There is another pop cultural problem with the audience. A five-year-old girl in an Indian television dance reality show performed a well-choreographed move on a sexually suggestive song and received a huge round of applause. A sensitive “judge” asked the parents why they had allowed this song to be played for the girl who did not understand its connotations. The parents nervously answered that this was what the audience demanded. Gould and the judge were performing the ideas of a teacher.
All these instances are about the audience in general. The nature of the audience is not bad per se. By turns, I am a teacher and student, a teacher and an audience. There are thousands of students who immensely respect and love me. My concern is about the parents—the kinds that cheated the violinist. Such parents snap the cord between the teacher and the student.
In many South Asian and Hollywood pop cultural films, a teacher is often presented as a funny, stupid character mocked by students. The students throw objects when he or she scribbles on the board. Such images may have been used to give comic relief to the audience, but they seep into our behavioural psyche, forcing us to think of a teacher as a stupid being. We internalise the teacher as a person to be made fun of. The best gratification that follows the fun is to leave the teacher unpaid.

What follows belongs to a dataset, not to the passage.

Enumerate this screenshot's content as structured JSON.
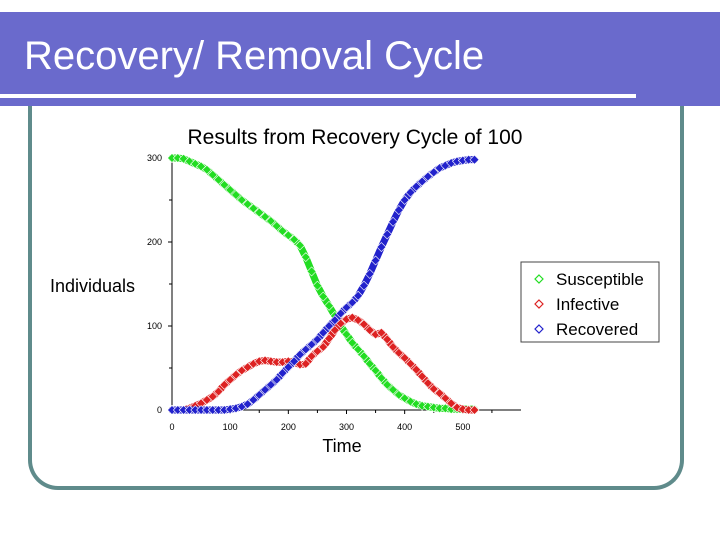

There's also an economic dimension to paying less or not paying at all. In a country like Nepal, you get a teacher with minimal investment for one of the most significant creative jobs in society. The teacher falls prey to the minimal investment because you get the surplus value without involving in the labour. Whatever is reproduced is the student, who adds to the capital in the family. Your guilt has to be concealed by not paying the teacher and making fun of him. Yet the values of the teacher continue with reverence.
"Who's your hero?" Former Indian president APJ Abdul Kamal was asked during a lecture in Kathmandu a decade-and-a-half ago.
Kalam was pensive for a moment, and then his eyes illuminated. “My high school teacher,” he said.